Когда вырастали крылья | страница 96



- Эту политграмоту я понимаю.

- Все понимают! Все грамотные! А тянет сиднем сидеть на своем клочке земли. И вас тянет, сознайтесь?

- Обо мне разговор особый…

- Для того мы царя свергли, для того революцию отстояли, чтобы всем народом тронуться в большой поход. И обогнать Европу, даже Америку. Был я там недавно. Хоть и нелегко нам будет, а придет срок - уступят они дорогу, если только не сбавим шаг… В армии служили? - неожиданно спросил Петр Ионович.

- Воевал.

- В армии слово «темп» редко употребляют. А команда «Шире шаг!». Знаете небось такую команду?

Грабарь согласно кивнул головой.

Помолчали.

- Главного вы не сказали, товарищ начальник, - тихо вымолвил грабарь.

- Нуте-с?

Грабарь уставился на жену, точно ее присутствие мешает ему вести суровый мужской разговор, потом махнул рукой и зло сказал:

- Спросили бы вы меня: «Кто тебя, черта окаянного, здесь держит?» Истинное слово - не деньги и не харчи. Второй год Марья меня пилит - домой ей хочется. [137]

Чтоб под своей крышей, у своей печки. И пошел я однажды с заявлением к начальнику, но от конторского двора повернул назад. И заявление порвал… На том дворе - огромная Доска почета. Увидел я там себя на фотографии, бригаду нашу, товарищей… Тяжко порой, муторно, вот и ругнешь в сердцах непорядки. Так ведь и болеешь за них!

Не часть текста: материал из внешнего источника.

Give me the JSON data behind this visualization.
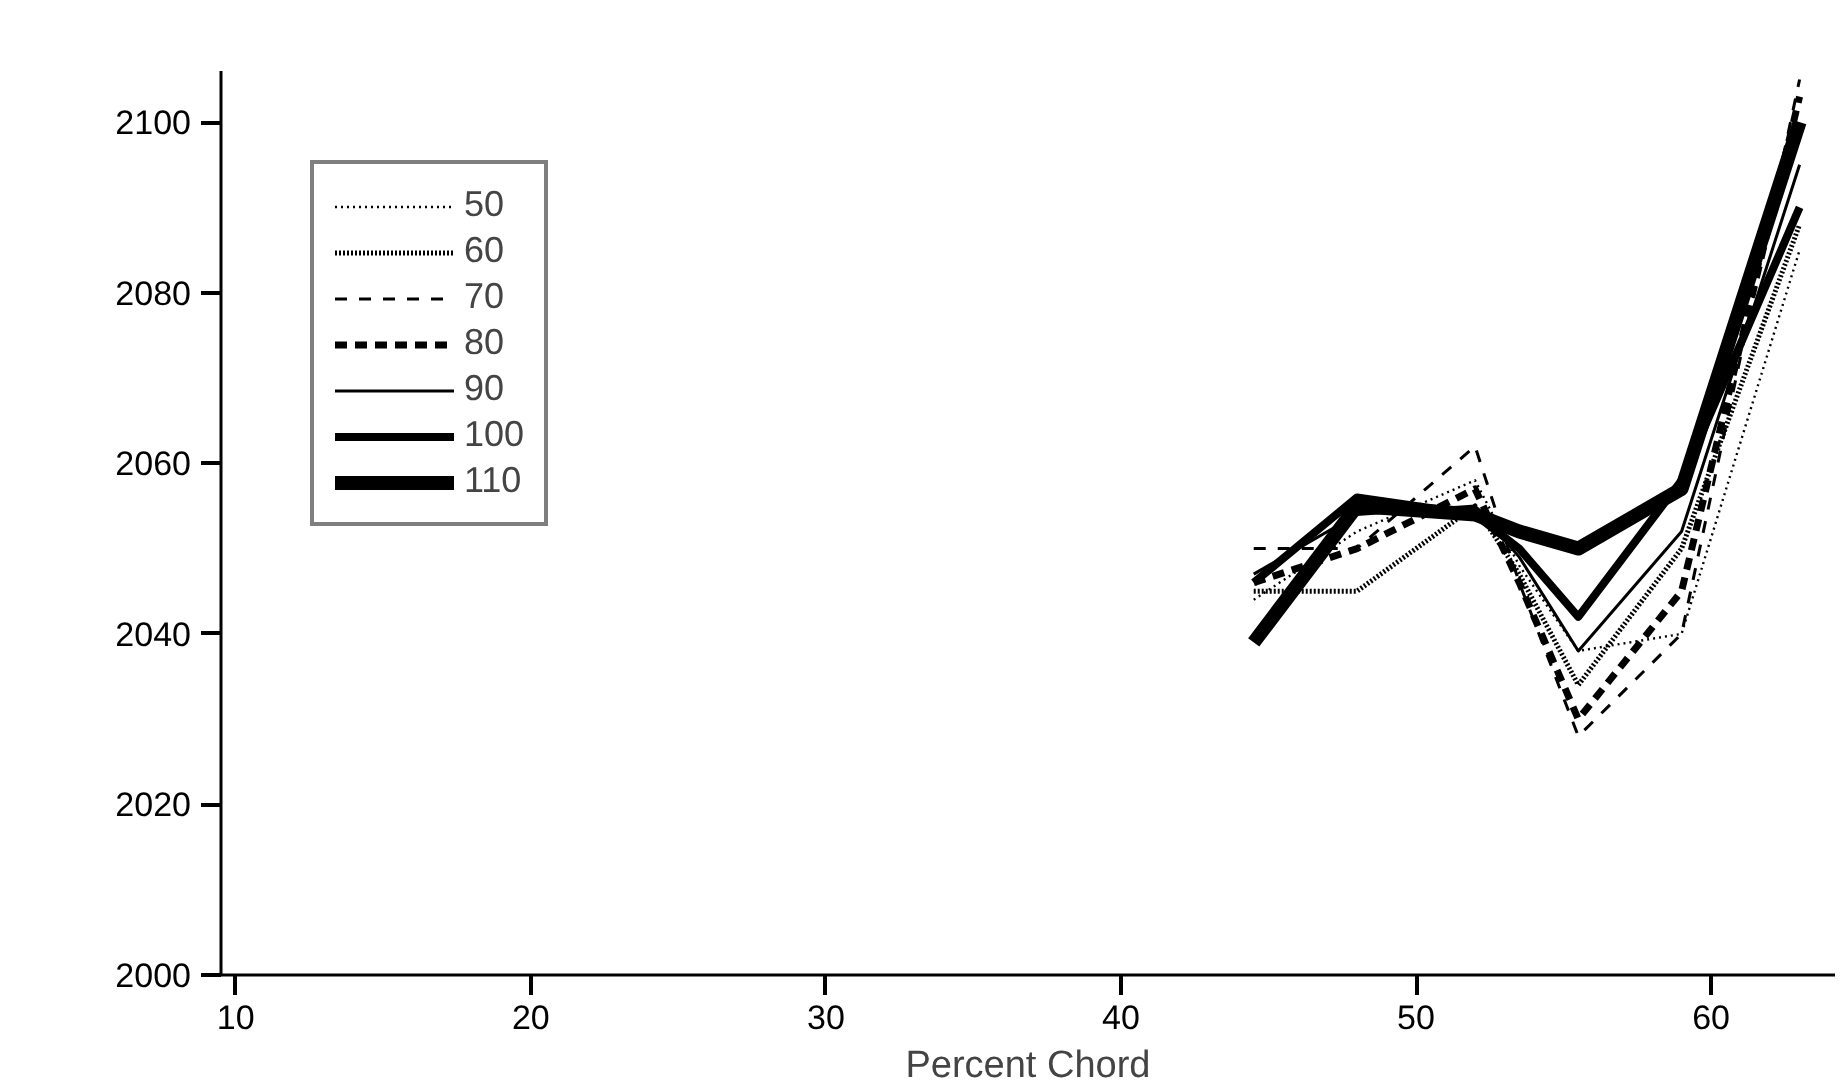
{
  "chart_data": {
    "type": "line",
    "xlabel": "Percent Chord",
    "xlim": [
      9.5,
      64.2
    ],
    "ylim": [
      2000,
      2106
    ],
    "xticks": [
      10,
      20,
      30,
      40,
      50,
      60
    ],
    "yticks": [
      2000,
      2020,
      2040,
      2060,
      2080,
      2100
    ],
    "grid": false,
    "legend": "top left",
    "marker": "none",
    "x": [
      44.5,
      48,
      52,
      53.5,
      55.5,
      59,
      63
    ],
    "series": [
      {
        "name": "50",
        "color": "#000000",
        "line_style": "dotted",
        "values": [
          2044,
          2052,
          2058,
          2048,
          2038,
          2040,
          2085
        ]
      },
      {
        "name": "60",
        "color": "#000000",
        "line_style": "dotted",
        "values": [
          2045,
          2045,
          2055,
          2047,
          2034,
          2050,
          2088
        ]
      },
      {
        "name": "70",
        "color": "#000000",
        "line_style": "dashed",
        "values": [
          2050,
          2050,
          2062,
          2046,
          2028,
          2040,
          2105
        ]
      },
      {
        "name": "80",
        "color": "#000000",
        "line_style": "dashed",
        "values": [
          2046,
          2050,
          2057,
          2046,
          2030,
          2045,
          2103
        ]
      },
      {
        "name": "90",
        "color": "#000000",
        "line_style": "solid",
        "values": [
          2047,
          2054,
          2055,
          2049,
          2038,
          2052,
          2095
        ]
      },
      {
        "name": "100",
        "color": "#000000",
        "line_style": "solid",
        "values": [
          2046,
          2056,
          2054,
          2050,
          2042,
          2058,
          2090
        ]
      },
      {
        "name": "110",
        "color": "#000000",
        "line_style": "solid",
        "values": [
          2039,
          2055,
          2054,
          2052,
          2050,
          2057,
          2100
        ]
      }
    ]
  }
}
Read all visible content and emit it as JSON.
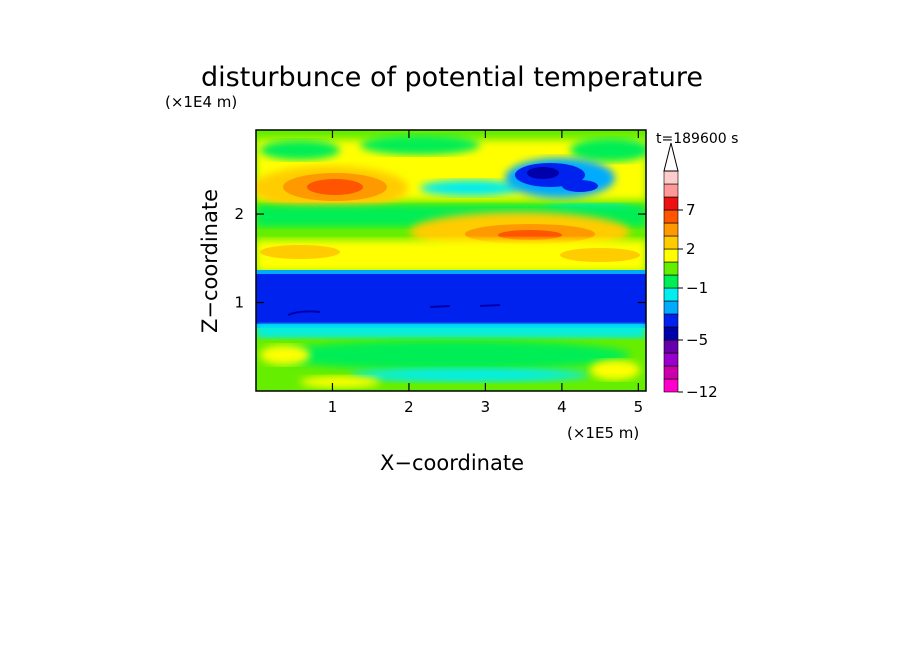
{
  "chart_data": {
    "type": "heatmap",
    "title": "disturbunce of potential temperature",
    "xlabel": "X−coordinate",
    "ylabel": "Z−coordinate",
    "x_unit": "(×1E5 m)",
    "y_unit": "(×1E4 m)",
    "time_label": "t=189600 s",
    "xlim": [
      0,
      5.1
    ],
    "ylim": [
      0,
      2.95
    ],
    "x_ticks": [
      1,
      2,
      3,
      4,
      5
    ],
    "y_ticks": [
      1,
      2
    ],
    "grid": false,
    "colorbar": {
      "levels": [
        -12,
        -11,
        -9,
        -7,
        -5,
        -4,
        -3,
        -2,
        -1,
        0,
        1,
        2,
        3,
        5,
        7,
        9,
        11
      ],
      "tick_labels": [
        "7",
        "2",
        "−1",
        "−5",
        "−12"
      ],
      "colors": [
        "#ff00cc",
        "#cc00aa",
        "#9900cc",
        "#6600aa",
        "#0000aa",
        "#0022ee",
        "#00aaff",
        "#00eeee",
        "#00ee55",
        "#66ee00",
        "#ffff00",
        "#ffcc00",
        "#ff9900",
        "#ff5500",
        "#ee1111",
        "#ff9999",
        "#ffcccc"
      ]
    },
    "features": [
      {
        "x": 1.0,
        "z": 2.35,
        "value": 3
      },
      {
        "x": 3.5,
        "z": 1.8,
        "value": 3
      },
      {
        "x": 3.7,
        "z": 2.5,
        "value": -5
      },
      {
        "x": 2.5,
        "z": 1.05,
        "value": -3
      },
      {
        "x": 2.5,
        "z": 0.5,
        "value": 0
      }
    ]
  }
}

Круто, всем корпусом грабарь повернулся к Баранову:

- Рассуди нас с женой, товарищ начальник. Можно мне сейчас жить не на людях и не для людей?

И сам себе ответил:

- Нет!

2


В Москве дел накопилось много.

Когда Петр Ионович приехал домой, была полночь. Все уже спали. Петр Ионович наскоро поужинал. До рассвета он так и не заснул. Тихо, чтобы не разбудить детей и жену, оделся и вышел на улицу.

Огромный дом, в котором жили теперь Барановы, находился близ Кремля. Стоило перейти мост через Москву-реку, свернуть направо, и начиналась Кремлевская набережная. Петр Ионович направился туда. Глубоко засунув руки в карманы плаща, он долго ходил по набережной и думал, думал…

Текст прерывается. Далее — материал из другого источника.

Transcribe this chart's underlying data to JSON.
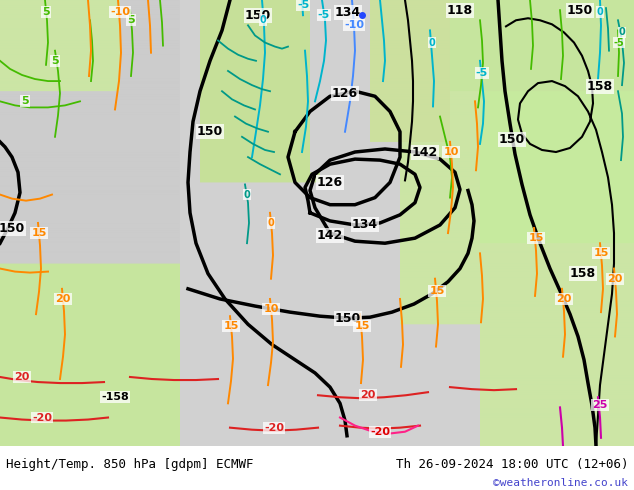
{
  "title_left": "Height/Temp. 850 hPa [gdpm] ECMWF",
  "title_right": "Th 26-09-2024 18:00 UTC (12+06)",
  "credit": "©weatheronline.co.uk",
  "figsize": [
    6.34,
    4.9
  ],
  "dpi": 100,
  "bottom_bar_color": "#e8e8e8",
  "font_color": "#000000",
  "credit_color": "#4444cc",
  "bg_sea": "#c8c8c8",
  "bg_land_light": "#c8eaa0",
  "bg_land_mid": "#b8de8c",
  "bg_land_dark": "#a8d078"
}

С реки веяло прохладой. Утренний ветерок ласково освежал непокрытую голову, и смутные мысли, всю ночь тревожившие Петра Ионовича, постепенно приобретали ясность, логическую завершенность. Петр Ионович не был красноречивым оратором. Лишь по крайней необходимости выступал с докладами. Длинных речей не произносил.

«Что тебя так встревожило? - спрашивал теперь сам себя, начав беззвучный монолог и заранее зная, что перейдет потом на такой же диалог с невидимым спорщиком. - В самом деле, что меня так взволновало? Разве наши дела не идут хорошо? Даже недруги вынуждены отдать дань уважения советской авиации. Англичанин Грей, редактор журнала «Аэроплан», убежденный в неспособности русских управлять самолетами, стал вскоре пугать своих соотечественников: «Россия появляется на [138] сцену с воздушным флотом, и цивилизованному Западу надо с этим считаться». А немец Людвиг, генеральный директор рейнских машиностроительных заводов? Недавно он заявил журналистам, что ехал в Советский Союз кое-что показать, а уезжает обученным. А президент американской авиационной фирмы «Кертисс-Райт» мистер Томас Морган? Что его побудило выступить в печати с заявлением: «СССР будет скоро в первых рядах мировой авиации»?